Phil fixed this earlier today. I’m keeping an eye on it.


#5

All seems to be working well now . Thanks for all the work guys!


#6

Well obviously you’re posting comments here… :yum:


#7

When I posted that previous comment I got this… lol :laughing:
@kmartin you jinxed it.


#8

Oh, for …

What is Discourse playing at?

OK, this is silly.

Postgresql recommendation (https://www.postgresql.org/docs/current/static/kernel-resources.html#LINUX-MEMORY-OVERCOMMIT) is to disable overcommit:

vm.overcommit_memory = 2

Redis recommendation (https://redis.io/topics/faq#background-saving-fails-with-a-fork-error-under-linux-even-if-i-have-a-lot-of-free-ram) is to always enable overcommit:

vm.overcommit_memory = 1

These are entirely opposite - we can’t do both on the same server…

And OOM would explain the issues.


#9

I just rebuilt the software and restarted the server. Hope this helps for now. Maybe we should think about a swapfile just in case …


#10

I’ve just put a 4GB swapfile in place. If we’re hitting spikes of RAM usage, and there’s no leeway, that will cause background processes to be killed.

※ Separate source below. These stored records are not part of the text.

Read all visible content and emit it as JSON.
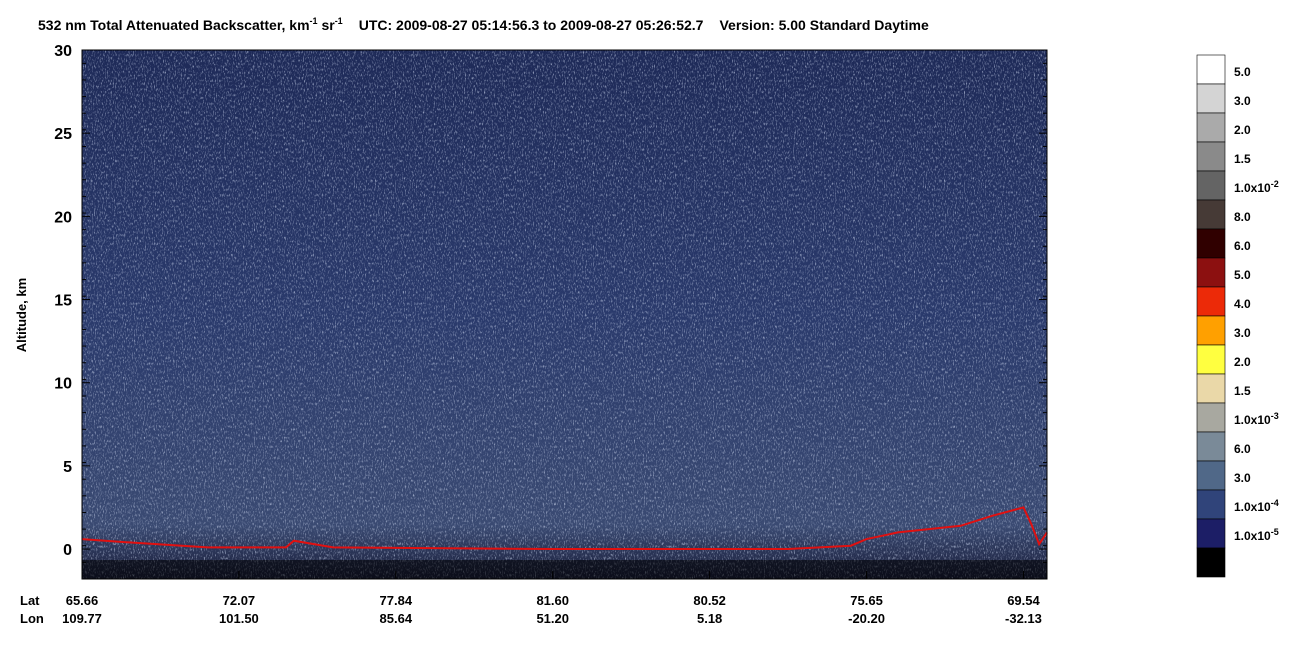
{
  "chart_data": {
    "type": "curtain",
    "title_parts": [
      "532 nm Total Attenuated Backscatter, km",
      "-1",
      " sr",
      "-1",
      "UTC:  2009-08-27 05:14:56.3  to  2009-08-27 05:26:52.7",
      "Version: 5.00  Standard  Daytime"
    ],
    "y_label": "Altitude, km",
    "ylim": [
      -1.8,
      30
    ],
    "yticks": [
      0,
      5,
      10,
      15,
      20,
      25,
      30
    ],
    "xlim": [
      0,
      6.15
    ],
    "xticks": [
      0,
      1,
      2,
      3,
      4,
      5,
      6
    ],
    "lat_title": "Lat",
    "lon_title": "Lon",
    "lat_labels": [
      "65.66",
      "72.07",
      "77.84",
      "81.60",
      "80.52",
      "75.65",
      "69.54"
    ],
    "lon_labels": [
      "109.77",
      "101.50",
      "85.64",
      "51.20",
      "5.18",
      "-20.20",
      "-32.13"
    ],
    "series": [
      {
        "color": "#e01010",
        "x": [
          0,
          0.3,
          0.8,
          1.3,
          1.35,
          1.6,
          3.0,
          4.5,
          4.9,
          5.0,
          5.2,
          5.6,
          5.8,
          6.0,
          6.05,
          6.1,
          6.15
        ],
        "values": [
          0.6,
          0.4,
          0.1,
          0.1,
          0.5,
          0.1,
          0.0,
          0.0,
          0.2,
          0.6,
          1.0,
          1.4,
          2.0,
          2.5,
          1.5,
          0.3,
          1.0
        ]
      }
    ],
    "colorbar": {
      "colors": [
        "#ffffff",
        "#d4d4d4",
        "#aaaaaa",
        "#8a8a8a",
        "#646464",
        "#463a36",
        "#300000",
        "#8c1010",
        "#ec2a08",
        "#ffa000",
        "#ffff40",
        "#ead8a8",
        "#a8a8a0",
        "#7a8a98",
        "#506888",
        "#30447a",
        "#1c1e66",
        "#000000"
      ],
      "labels": [
        {
          "text": "5.0"
        },
        {
          "text": "3.0"
        },
        {
          "text": "2.0"
        },
        {
          "text": "1.5"
        },
        {
          "text": "1.0x10",
          "exp": "-2"
        },
        {
          "text": "8.0"
        },
        {
          "text": "6.0"
        },
        {
          "text": "5.0"
        },
        {
          "text": "4.0"
        },
        {
          "text": "3.0"
        },
        {
          "text": "2.0"
        },
        {
          "text": "1.5"
        },
        {
          "text": "1.0x10",
          "exp": "-3"
        },
        {
          "text": "6.0"
        },
        {
          "text": "3.0"
        },
        {
          "text": "1.0x10",
          "exp": "-4"
        },
        {
          "text": "1.0x10",
          "exp": "-5"
        }
      ]
    }
  }
}
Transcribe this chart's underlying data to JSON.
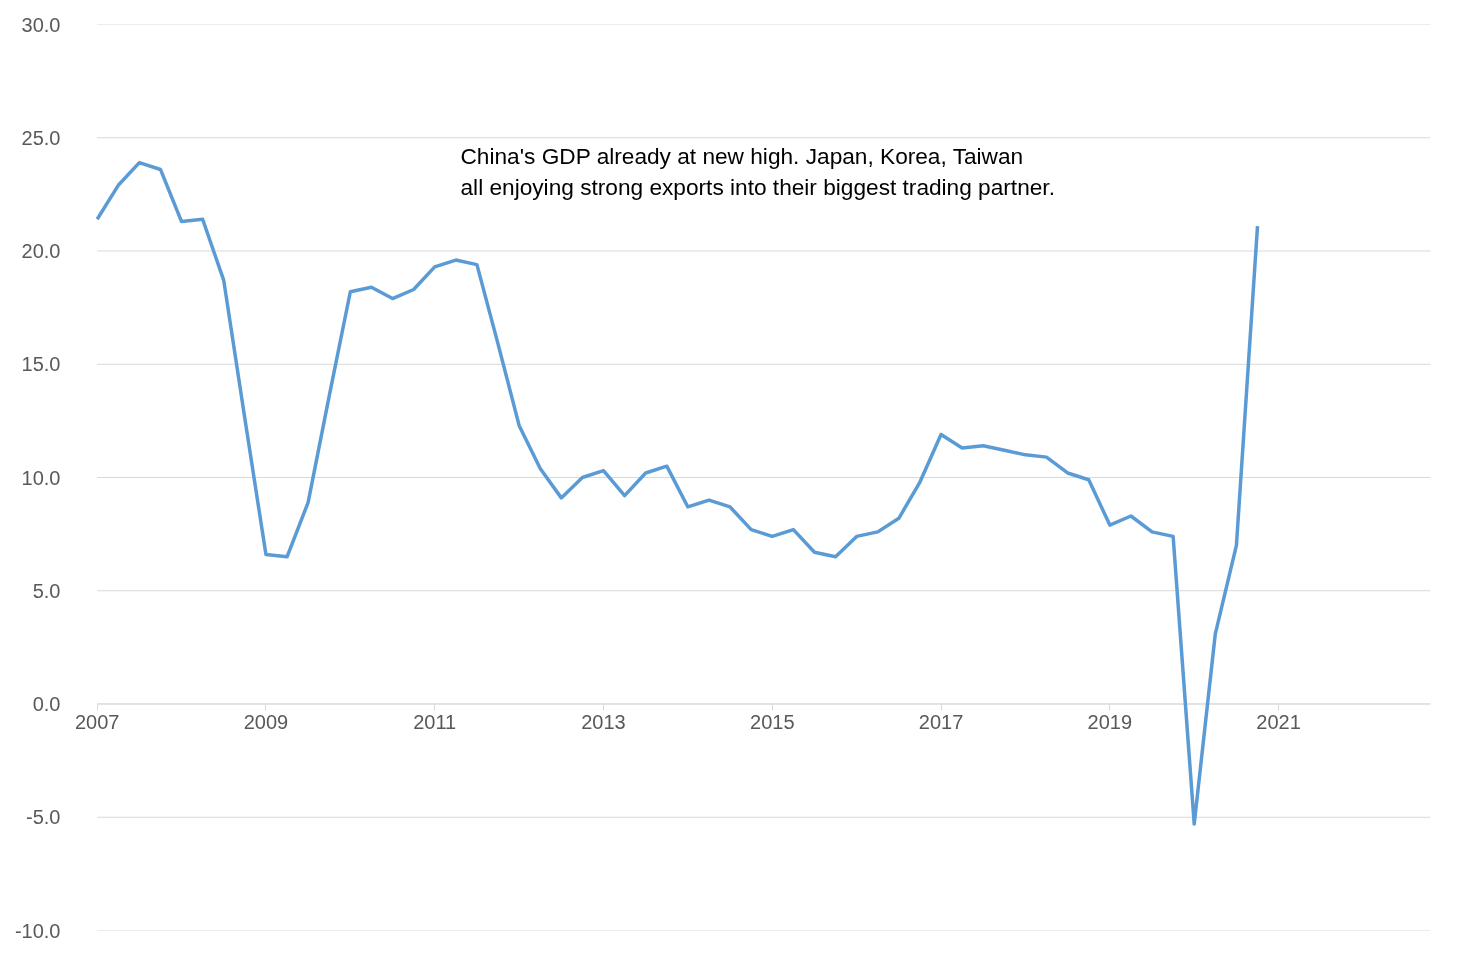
{
  "chart_data": {
    "type": "line",
    "x": [
      2007.0,
      2007.25,
      2007.5,
      2007.75,
      2008.0,
      2008.25,
      2008.5,
      2008.75,
      2009.0,
      2009.25,
      2009.5,
      2009.75,
      2010.0,
      2010.25,
      2010.5,
      2010.75,
      2011.0,
      2011.25,
      2011.5,
      2011.75,
      2012.0,
      2012.25,
      2012.5,
      2012.75,
      2013.0,
      2013.25,
      2013.5,
      2013.75,
      2014.0,
      2014.25,
      2014.5,
      2014.75,
      2015.0,
      2015.25,
      2015.5,
      2015.75,
      2016.0,
      2016.25,
      2016.5,
      2016.75,
      2017.0,
      2017.25,
      2017.5,
      2017.75,
      2018.0,
      2018.25,
      2018.5,
      2018.75,
      2019.0,
      2019.25,
      2019.5,
      2019.75,
      2020.0,
      2020.25,
      2020.5,
      2020.75
    ],
    "series": [
      {
        "color": "#5b9bd5",
        "values": [
          21.4,
          22.9,
          23.9,
          23.6,
          21.3,
          21.4,
          18.7,
          12.6,
          6.6,
          6.5,
          8.9,
          13.6,
          18.2,
          18.4,
          17.9,
          18.3,
          19.3,
          19.6,
          19.4,
          15.9,
          12.3,
          10.4,
          9.1,
          10.0,
          10.3,
          9.2,
          10.2,
          10.5,
          8.7,
          9.0,
          8.7,
          7.7,
          7.4,
          7.7,
          6.7,
          6.5,
          7.4,
          7.6,
          8.2,
          9.8,
          11.9,
          11.3,
          11.4,
          11.2,
          11.0,
          10.9,
          10.2,
          9.9,
          7.9,
          8.3,
          7.6,
          7.4,
          -5.3,
          3.1,
          7.0,
          21.1
        ]
      }
    ],
    "xlim": [
      2007,
      2022.8
    ],
    "xticks": [
      2007,
      2009,
      2011,
      2013,
      2015,
      2017,
      2019,
      2021
    ],
    "ylim": [
      -10,
      30
    ],
    "yticks": [
      {
        "value": -10,
        "label": "-10.0"
      },
      {
        "value": -5,
        "label": "-5.0"
      },
      {
        "value": 0,
        "label": "0.0"
      },
      {
        "value": 5,
        "label": "5.0"
      },
      {
        "value": 10,
        "label": "10.0"
      },
      {
        "value": 15,
        "label": "15.0"
      },
      {
        "value": 20,
        "label": "20.0"
      },
      {
        "value": 25,
        "label": "25.0"
      },
      {
        "value": 30,
        "label": "30.0"
      }
    ],
    "grid": "y",
    "marker": "none",
    "line_style": "solid",
    "annotations": [
      "China's GDP already at new high. Japan, Korea, Taiwan\n all enjoying strong exports into their biggest trading partner."
    ]
  }
}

Looking at the logs, it looks like 500 errors (preventing users from posting or interacting generally) also happen when a postgresql process is killed, so the transaction is rolled back.


#11

Ok, we will see. Any possibility to add some alert system to it?


#12

I think you need to request cloud server access for your Bytemark control panel.


#13

Since we have installed a complete new version, those might not work. Maybe we have to implement some on our own. Lets explore this and we will find a proper solution for sure. I didn’t used their debian based system. Prometheus would be such a tool we can use in rich varity.


#14

OK, though as a decent provider this should already be taken care of. If DO have alerting, Bytemark will have alerting. Plus with the correct access set in the panel you get a web console for the server. :slight_smile:


#15

We will figure it out.


#16

No more issues here. The forum seems faster now than it was before the switch to Bytemark.